As we've reported, the government alleges that the purpose of the hustle (short for "High-Speed Swim Lane," or HSSL) was to crank out as many loans as possible in order to feed Wall Street's mortgage securitization machine in the run-up to the financial crisis. Prosecutors claimed that Countrywide deliberately ignored underwriting standards and other quality controls under the scheme beginning in 2007, and that after its 2008 Countrywide acquisition BofA kept the program running through 2009.
The jury on Wednesday found Bank of America and former Countrywide exec Rebecca Mairone liable on the government's civil fraud claims. (The defense lineup included Williams & Connolly for BofA, Goodwin Procter for Countrywide and Bracewell & Giuliani for Mairone.) It's now up to U.S. District Judge Jed Rakoff to weigh the government's demand for as much as $848.2 million in damages for losses that Fannie Mae and Freddie Mac suffered on the loans.
The world learned about the hustle when the government lodged its claims exactly one year ago. But it was O'Donnell, a Countrywide executive from 2003 to 2009, who first brought the case as a False Claims Act whistle-blower in February 2012.
O'Donnell retained Wasinger of the four-lawyer Wasinger Law Group in St. Louis to file the original complaint, which remained sealed for eight months until prosecutors intervened last October. Observers noted that O'Donnell, as a qui tam whistle-blower, stood to recover as much as $250 million—25 percent of the government's original $1 billion claim.

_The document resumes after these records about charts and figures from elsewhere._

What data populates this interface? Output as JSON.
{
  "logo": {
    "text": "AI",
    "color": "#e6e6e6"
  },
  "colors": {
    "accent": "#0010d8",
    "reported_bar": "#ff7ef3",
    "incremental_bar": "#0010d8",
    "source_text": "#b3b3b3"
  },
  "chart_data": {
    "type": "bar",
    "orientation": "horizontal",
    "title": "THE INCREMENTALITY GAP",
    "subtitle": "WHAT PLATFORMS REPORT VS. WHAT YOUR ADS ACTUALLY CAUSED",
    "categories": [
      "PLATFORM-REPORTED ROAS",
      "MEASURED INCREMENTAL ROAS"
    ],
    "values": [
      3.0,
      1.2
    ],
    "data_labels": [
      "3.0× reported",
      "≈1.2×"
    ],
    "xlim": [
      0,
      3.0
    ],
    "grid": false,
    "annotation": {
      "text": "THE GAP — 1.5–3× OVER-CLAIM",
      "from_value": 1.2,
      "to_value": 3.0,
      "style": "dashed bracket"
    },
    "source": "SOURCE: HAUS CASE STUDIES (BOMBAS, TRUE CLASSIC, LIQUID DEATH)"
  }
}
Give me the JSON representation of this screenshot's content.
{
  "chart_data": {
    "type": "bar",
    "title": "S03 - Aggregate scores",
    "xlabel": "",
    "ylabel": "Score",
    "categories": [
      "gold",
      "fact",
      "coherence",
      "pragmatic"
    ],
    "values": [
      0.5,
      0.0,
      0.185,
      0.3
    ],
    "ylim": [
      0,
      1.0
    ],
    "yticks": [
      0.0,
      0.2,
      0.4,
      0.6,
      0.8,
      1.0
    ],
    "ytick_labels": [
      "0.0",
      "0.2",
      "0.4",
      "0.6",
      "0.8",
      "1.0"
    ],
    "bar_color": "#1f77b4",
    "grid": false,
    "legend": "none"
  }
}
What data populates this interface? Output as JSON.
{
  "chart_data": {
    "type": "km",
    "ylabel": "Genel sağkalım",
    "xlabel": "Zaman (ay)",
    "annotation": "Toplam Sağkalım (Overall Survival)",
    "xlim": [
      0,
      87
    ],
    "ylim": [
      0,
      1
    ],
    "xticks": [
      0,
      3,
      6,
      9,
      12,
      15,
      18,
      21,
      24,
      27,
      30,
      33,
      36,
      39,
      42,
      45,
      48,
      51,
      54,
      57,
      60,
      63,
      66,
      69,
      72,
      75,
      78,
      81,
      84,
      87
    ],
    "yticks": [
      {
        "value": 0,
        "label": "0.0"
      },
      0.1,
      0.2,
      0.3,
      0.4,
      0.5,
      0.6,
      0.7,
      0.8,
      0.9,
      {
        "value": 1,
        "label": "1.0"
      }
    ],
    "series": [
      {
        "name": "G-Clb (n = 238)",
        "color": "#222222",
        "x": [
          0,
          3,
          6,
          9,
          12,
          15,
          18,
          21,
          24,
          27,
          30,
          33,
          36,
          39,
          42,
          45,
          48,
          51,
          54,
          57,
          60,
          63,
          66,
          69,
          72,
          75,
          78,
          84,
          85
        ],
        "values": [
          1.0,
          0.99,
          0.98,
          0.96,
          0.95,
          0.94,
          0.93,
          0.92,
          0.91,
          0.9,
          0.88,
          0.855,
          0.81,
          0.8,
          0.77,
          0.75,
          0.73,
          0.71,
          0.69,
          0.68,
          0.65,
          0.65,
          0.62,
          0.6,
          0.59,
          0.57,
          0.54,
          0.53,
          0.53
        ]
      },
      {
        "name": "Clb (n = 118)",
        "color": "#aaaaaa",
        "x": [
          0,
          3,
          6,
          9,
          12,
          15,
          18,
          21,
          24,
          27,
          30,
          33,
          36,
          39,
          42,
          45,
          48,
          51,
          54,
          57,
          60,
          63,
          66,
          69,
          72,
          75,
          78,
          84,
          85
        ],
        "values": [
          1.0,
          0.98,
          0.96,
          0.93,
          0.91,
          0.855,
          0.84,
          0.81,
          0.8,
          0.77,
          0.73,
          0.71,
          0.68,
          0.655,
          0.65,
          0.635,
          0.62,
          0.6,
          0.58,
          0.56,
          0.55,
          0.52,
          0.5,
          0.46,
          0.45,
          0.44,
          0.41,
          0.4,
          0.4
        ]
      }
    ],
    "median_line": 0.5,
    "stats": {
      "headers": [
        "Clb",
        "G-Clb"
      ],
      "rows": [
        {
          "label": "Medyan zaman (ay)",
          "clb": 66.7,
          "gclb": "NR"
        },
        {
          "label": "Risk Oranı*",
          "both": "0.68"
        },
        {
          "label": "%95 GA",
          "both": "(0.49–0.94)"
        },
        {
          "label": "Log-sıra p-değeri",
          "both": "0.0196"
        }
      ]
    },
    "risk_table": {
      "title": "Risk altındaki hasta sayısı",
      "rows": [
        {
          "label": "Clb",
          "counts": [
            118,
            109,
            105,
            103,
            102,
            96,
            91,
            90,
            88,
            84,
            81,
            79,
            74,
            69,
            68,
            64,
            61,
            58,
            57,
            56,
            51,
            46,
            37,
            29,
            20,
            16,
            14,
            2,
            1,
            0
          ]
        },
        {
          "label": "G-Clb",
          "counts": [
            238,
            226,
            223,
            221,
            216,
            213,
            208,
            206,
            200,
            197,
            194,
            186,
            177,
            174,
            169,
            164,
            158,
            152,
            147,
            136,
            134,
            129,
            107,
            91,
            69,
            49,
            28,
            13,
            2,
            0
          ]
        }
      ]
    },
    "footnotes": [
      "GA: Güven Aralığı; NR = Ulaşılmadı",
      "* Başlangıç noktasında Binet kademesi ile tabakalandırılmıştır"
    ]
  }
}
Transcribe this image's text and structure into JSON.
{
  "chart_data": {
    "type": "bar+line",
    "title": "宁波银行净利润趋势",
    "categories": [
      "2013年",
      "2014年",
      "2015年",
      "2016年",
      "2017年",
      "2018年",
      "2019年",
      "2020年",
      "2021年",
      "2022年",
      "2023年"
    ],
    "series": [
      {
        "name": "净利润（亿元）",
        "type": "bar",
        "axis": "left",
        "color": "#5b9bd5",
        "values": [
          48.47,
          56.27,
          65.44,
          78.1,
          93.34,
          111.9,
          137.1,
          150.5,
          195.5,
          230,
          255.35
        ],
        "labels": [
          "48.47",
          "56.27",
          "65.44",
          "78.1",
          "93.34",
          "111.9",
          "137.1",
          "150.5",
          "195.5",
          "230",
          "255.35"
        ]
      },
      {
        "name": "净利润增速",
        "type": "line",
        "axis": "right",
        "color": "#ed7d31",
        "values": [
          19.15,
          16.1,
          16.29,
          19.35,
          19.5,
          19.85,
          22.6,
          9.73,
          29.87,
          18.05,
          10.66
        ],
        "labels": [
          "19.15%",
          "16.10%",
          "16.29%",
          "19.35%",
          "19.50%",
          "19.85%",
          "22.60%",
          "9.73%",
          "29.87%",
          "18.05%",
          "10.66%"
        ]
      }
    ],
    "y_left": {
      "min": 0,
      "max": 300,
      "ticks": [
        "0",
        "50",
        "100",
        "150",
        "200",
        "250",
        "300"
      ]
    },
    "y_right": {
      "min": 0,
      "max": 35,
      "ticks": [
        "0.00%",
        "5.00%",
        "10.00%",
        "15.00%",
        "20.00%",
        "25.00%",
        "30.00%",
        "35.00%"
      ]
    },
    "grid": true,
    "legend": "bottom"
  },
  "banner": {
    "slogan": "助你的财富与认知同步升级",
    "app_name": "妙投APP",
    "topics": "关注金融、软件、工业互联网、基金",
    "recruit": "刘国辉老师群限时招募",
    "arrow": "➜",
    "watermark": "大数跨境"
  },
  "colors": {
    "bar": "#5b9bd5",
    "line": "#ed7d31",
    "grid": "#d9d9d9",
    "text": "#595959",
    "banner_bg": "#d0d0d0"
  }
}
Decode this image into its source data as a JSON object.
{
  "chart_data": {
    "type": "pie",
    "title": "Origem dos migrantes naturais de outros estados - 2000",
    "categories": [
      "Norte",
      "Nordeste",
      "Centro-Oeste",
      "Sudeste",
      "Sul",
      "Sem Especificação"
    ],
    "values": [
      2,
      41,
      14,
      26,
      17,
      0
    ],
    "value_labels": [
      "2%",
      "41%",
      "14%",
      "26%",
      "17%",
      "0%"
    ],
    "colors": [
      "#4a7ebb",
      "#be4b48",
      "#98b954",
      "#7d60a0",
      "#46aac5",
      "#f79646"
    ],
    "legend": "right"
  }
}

Alas for O'Donnell and his small firm counsel, things haven't worked out that way. In addition to the False Claims Act, U.S. Attorney Preet Bharara based the government's case on the Financial Institutions Reform, Recovery and Enforcement Act of 1989, a once-neglected antifraud law that's become a favorite of prosecutors in the wake of the meltdown. Judge Rakoff green-lighted the FIRREA claims in an August opinion, but he tossed the FCA claims after finding the law didn't apply to Fannie and Freddie's losses at the time the loans were sold.
FIRREA does have a provision for rewarding whistle-blowers, but the maximum award is $1.6 million. O'Donnell and Wasinger won’t walk away from the case with hundreds or even tens of millions. But they sure got everybody’s attention.